Comment franciser ? Mais pourquoi franciser, peut-être bien ? La langue nouvelle est une modernité de sa propre sonorité, de son propre genre.

Les “sensitivity readers” sont des lecteurs et ces nouvelles mains au service d’éditeurs dont la forte sensibilité à la bienséance nécessite de faire réécrire ce que les morts, dont les œuvres sont passées à la postérité, ont mal écrit en leur siècle de vivants du fait d’un manque d’égard pour les générations futures – des écrivains insensibles au développement durable, en somme.

“Les écrits restent” ? Pas sûr.

La police de la réécriture des œuvres littéraires du passé est une Inquisition sécularisée de la pire espèce. Les minorités et autres majorités du XIXe siècle ne sont pas des enfants à protéger malgré eux de ce que portait telle ou telle époque d’idées, de valeurs qui posent problème à la société de l’homo sapiens du XXIe siècle.


Telle police de la bien-pensance est une injure faite à la création, à l’œuvre, qui, dans sa forme finale, fut le résultat de processus créatifs libérés de la censure. Une injure faite aux créateurs, à la littérature. Ces effacements, euphémisations, voire neutralisations, de mots ou de passages d’œuvres sont dramatiquement investis de l’esprit de 1984 de George Orwell.


Les œuvres littéraires du passé doivent pouvoir témoigner de ce qui a traversé un temps la conscience et les imaginaires de femmes et d’hommes, “aussi”. Dont ce qui nous choque aujourd’hui, d’un regard diachronique. Sinon, et dans la mesure où l’on finit toujours par trouver ce que l’on cherche, pourquoi ne pas dénicher ce qui est choquant dans chaque œuvre ? A compter du moment où l’on supprime le mot “gros” pour le remplacer par “énorme”, tout devient possible…

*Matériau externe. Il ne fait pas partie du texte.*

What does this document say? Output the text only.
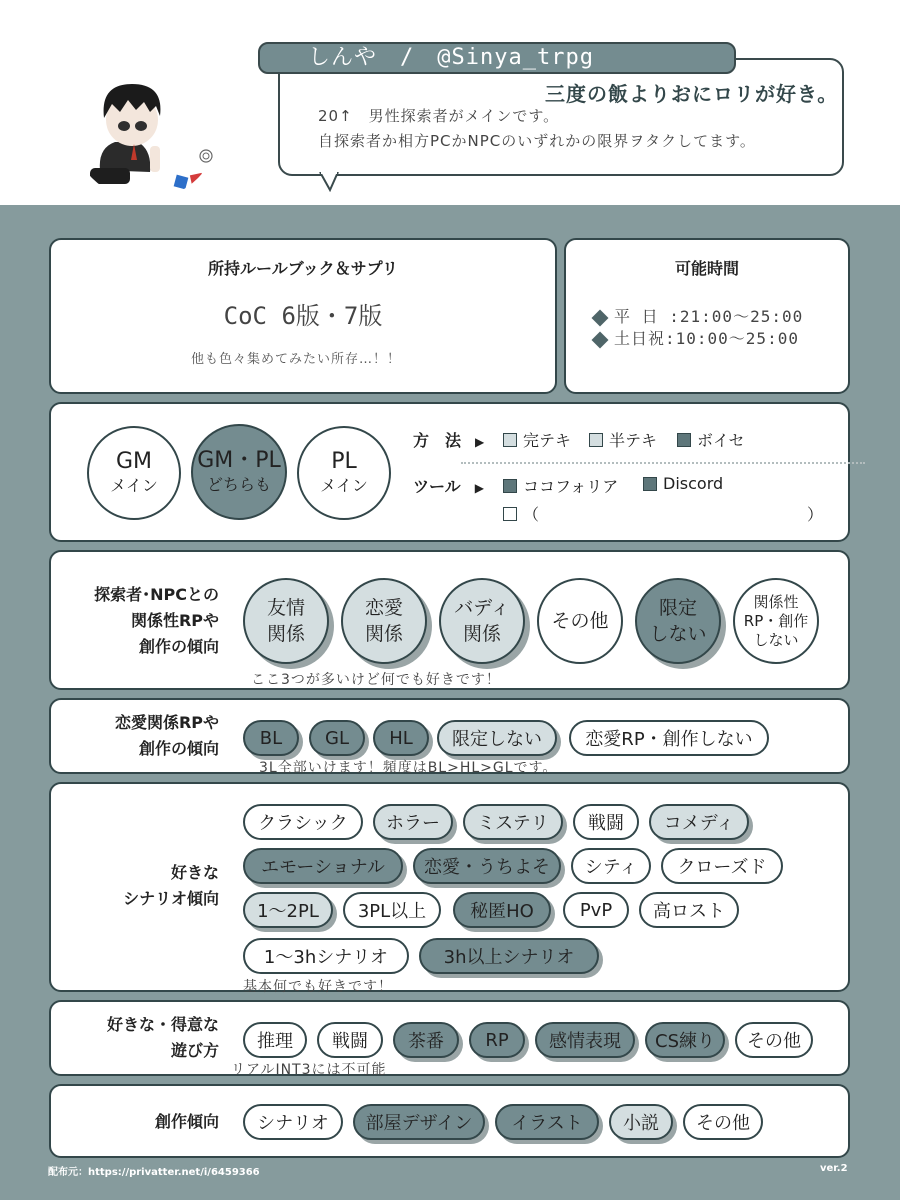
しんや　/　@Sinya_trpg
三度の飯よりおにロリが好き。
20↑　男性探索者がメインです。
自探索者か相方PCかNPCのいずれかの限界ヲタクしてます。
所持ルールブック＆サプリ
CoC 6版・7版
他も色々集めてみたい所存…！！
可能時間
平 日 :21:00〜25:00
土日祝:10:00〜25:00
GM
メイン
GM・PL
どちらも
PL
メイン
方　法 ▶ 完テキ 半テキ ボイセ
ツール ▶ ココフォリア	Discord
（	）
探索者･NPCとの
関係性RPや
創作の傾向
友情
関係
恋愛
関係
バディ
関係
その他
限定
しない
関係性
RP・創作
しない
ここ3つが多いけど何でも好きです！
恋愛関係RPや
創作の傾向	BL	GL	HL	限定しない	恋愛RP・創作しない
3L全部いけます！頻度はBL>HL>GLです。
好きな
シナリオ傾向
クラシック	ホラー	ミステリ	戦闘	コメディ
エモーショナル	恋愛・うちよそ	シティ	クローズド
1〜2PL	3PL以上	秘匿HO	PvP	高ロスト
1〜3hシナリオ	3h以上シナリオ
基本何でも好きです！
好きな・得意な
遊び方	推理	戦闘	茶番	RP	感情表現	CS練り	その他
リアルINT3には不可能
創作傾向	シナリオ	部屋デザイン	イラスト	小説	その他
配布元：https://privatter.net/i/6459366	ver.2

Quelle œuvre ne pose pas “problème” petit ou… énorme, si l’on pense à “la sensibilité des nouveaux publics” ? Du côté “froid ressenti” dans le dos, la question gèle notre colonne.
Et les œuvres de la fin du XXème siècle et du début du XXIème ? Sont-elles suffisamment propres, nettoyées ? Bon, les auteurs sont pour la plupart vivants et titulaires de droits, ou morts ayant laissé des ayants-droit. Patience, alors… Le domaine public sera le domaine où l’on expurge.


La littérature, nous avions repris le mot de Zsvetan Todorov dans un précédent article pour tenter d’approcher ce qu’elle peut être, peut tout à fait être considérée comme la première des sciences sociales. Elle est en ce sens et dans “le pire des cas” un témoin, une archive qui permet d’appréhender et de comprendre une histoire de l’évolution des consciences, des idées, des Lettres.
S’il s’agissait d’élargir les termes d’une réflexion au sujet de la création artistique, nous pourrions en venir à nous demander si une œuvre doit pouvoir choquer. Or, nous pensons, à l’instar de René Char, que “ce qui vient au monde pour ne rien troubler ne mérite ni égards ni patience”. C’est simple.

Notre maison d’édition préfèrera toujours le texte non profané (avec corpus explicatif, au besoin) ou non réédité (mais lorsqu’il s’agit d’amasser de l’argent avec une poule aux œufs d’or, on réédite… “Sensitivity readers ? Au rapport !”).

Nous dénonçons avec la plus grande vigueur de telles pratiques éditoriales que nous jugeons néfastes, indignes.